Accessing previous versions of public datasets

How can I access previous versions of full datasets from AWS S3?

Overview

The updated Pennsieve Publishing Workflow (released and deployed in December, 2023) makes the storage of dataset assets more efficient, especially when multiple versions of a dataset are published. The efficient storage is an incremental and differential mechanism -- publishing and updating only the dataset assets that are new or changed across each dataset version. As such, the "view" of a published dataset when browsed directly on AWS S3 represents only the most recent version of the published dataset. All assets from previous versions of the published dataset are still present on AWS S3, but they are not directly visible or available for collective download.

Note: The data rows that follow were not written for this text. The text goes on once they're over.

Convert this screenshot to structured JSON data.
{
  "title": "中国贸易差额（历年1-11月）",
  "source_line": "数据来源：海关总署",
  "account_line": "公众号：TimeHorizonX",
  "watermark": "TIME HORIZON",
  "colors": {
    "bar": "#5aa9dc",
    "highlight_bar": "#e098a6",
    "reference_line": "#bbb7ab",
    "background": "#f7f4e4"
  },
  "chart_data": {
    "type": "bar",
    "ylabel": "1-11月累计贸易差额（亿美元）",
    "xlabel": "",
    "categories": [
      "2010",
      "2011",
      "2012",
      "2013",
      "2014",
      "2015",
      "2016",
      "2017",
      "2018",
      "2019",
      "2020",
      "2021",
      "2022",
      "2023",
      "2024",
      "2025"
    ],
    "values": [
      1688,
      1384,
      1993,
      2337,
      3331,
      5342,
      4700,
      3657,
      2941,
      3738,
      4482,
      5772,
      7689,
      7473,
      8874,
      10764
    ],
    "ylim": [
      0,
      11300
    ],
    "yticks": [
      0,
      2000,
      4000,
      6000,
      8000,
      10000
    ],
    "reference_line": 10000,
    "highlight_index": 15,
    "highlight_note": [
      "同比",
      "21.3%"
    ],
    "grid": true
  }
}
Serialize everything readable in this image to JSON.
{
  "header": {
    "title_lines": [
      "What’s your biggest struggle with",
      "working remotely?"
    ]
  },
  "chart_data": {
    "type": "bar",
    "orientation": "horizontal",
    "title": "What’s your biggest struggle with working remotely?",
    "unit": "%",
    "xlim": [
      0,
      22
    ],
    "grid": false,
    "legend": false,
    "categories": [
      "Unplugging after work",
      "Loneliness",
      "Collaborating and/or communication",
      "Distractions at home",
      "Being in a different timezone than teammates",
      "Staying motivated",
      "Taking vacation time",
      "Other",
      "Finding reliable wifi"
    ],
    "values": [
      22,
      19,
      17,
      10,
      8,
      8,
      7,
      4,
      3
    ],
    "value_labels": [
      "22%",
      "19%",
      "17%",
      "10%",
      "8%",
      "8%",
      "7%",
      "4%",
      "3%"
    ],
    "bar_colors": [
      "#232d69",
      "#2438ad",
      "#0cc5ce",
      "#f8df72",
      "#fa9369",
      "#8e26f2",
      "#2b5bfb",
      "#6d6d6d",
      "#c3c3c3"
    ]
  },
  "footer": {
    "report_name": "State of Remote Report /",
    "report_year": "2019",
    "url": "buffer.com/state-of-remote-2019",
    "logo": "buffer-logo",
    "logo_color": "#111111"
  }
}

In order to "view" or download a previous version of a published dataset directly from AWS S3, you must request the dataset to be temporarily restored, or rehydrated. The Request Rehydration is initiated from the Pennsieve Discover web application. When requested, the Pennsieve platform starts a job to extract the dataset version into an S3 Bucket. Depending on the size of the dataset, this can take up to 24hours. When the rehydration job completes, an email notification is sent from [email protected] with instructions on how to access the public dataset version. Rehydrated public datasets will remain available for 14 days.

Requesting Rehydration of a Public Dataset

Step 1: Click Get Dataset

When browsing a public dataset on Pennsieve Discover, click Get Dataset to download or gain access to the dataset assets directly on AWS S3. If the version of the public dataset is not the most recent, then you may Request Access.

Step 2: Click Request Rehydration

In the presented dialog, under Request Access to Download from AWS, click Request Rehydration.

Step 3: Submit Request

The Request Rehydration form will be presented. Enter your name and a valid email address. Once complete, click Submit and the request will be processed by the Pennsieve platform. Upon completion, you will receive an email notification from [email protected] with instructions on how to access the restored version of the public dataset. This process can take up to 24hrs to complete.